Uncertainty over unemployment insurance benefits (dagpenge) in Denmark could finally be resolved as the commission looking into the issue, Dagpengekommissionen, has handed over its recommendations to the government.
Dagpengekommissionen evaluates that its recommendations would lead to fewer people in the future exhausting their right to dagpenge without weakening employment or the state coffers.
“It hasn’t been an easy task to ransack the over 100-year-old and complicated dagpenge system and produce recommendations for a new system,” said Jørn Neergaard Larsen, the employment minister.
“I’ve noted with pleasure that the commission has agreed that from the outset the dagpenge system will remain a two-year period and the re-earning requirement that the V-K government added in 2010 hasn’t been changed.”

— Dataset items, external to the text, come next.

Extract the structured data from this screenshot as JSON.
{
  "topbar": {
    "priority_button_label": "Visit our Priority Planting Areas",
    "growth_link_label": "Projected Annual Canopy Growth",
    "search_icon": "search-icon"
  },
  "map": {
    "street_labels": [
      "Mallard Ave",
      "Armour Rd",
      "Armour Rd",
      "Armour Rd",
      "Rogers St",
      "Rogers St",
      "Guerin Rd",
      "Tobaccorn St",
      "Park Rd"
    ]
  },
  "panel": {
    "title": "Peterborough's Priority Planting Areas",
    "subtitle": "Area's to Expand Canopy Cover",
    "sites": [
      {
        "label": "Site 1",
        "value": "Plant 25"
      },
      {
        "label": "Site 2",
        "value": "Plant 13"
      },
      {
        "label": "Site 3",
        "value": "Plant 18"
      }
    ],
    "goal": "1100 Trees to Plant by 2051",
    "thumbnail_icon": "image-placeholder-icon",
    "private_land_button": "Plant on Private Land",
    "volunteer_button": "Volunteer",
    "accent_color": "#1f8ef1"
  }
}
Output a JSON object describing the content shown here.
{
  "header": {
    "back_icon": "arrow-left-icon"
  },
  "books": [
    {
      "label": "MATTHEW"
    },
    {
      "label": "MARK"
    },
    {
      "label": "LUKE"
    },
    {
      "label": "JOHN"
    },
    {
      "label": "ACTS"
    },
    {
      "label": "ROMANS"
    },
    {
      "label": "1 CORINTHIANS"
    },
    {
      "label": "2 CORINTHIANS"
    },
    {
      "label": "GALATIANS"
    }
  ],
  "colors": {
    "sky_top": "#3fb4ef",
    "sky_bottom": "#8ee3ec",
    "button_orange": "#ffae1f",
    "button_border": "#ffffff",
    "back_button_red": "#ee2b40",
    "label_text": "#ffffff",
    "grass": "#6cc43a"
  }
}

READ MORE: More than 50,000 have now lost their insured unemployment benefits
Off your high horse
But Harald Børsting, the head of the union association LO, did not share the same enthusiasm for the recommendations – particularly the one that enable the unemployed to avoid two qualifying days each quarter if they work at least one week per month during the previous quarter.
So for instance, if they fail to work at least one week per month during one quarter, they will have to wait two days before the next quarter’s benefits kick in.
“We’ve asked ourselves: could it really be correct that workers, the insured unemployed and graduates should be alone in rectifying the crap they did in 2010,” Børsting told DR Nyheder. “We don’t think they should.”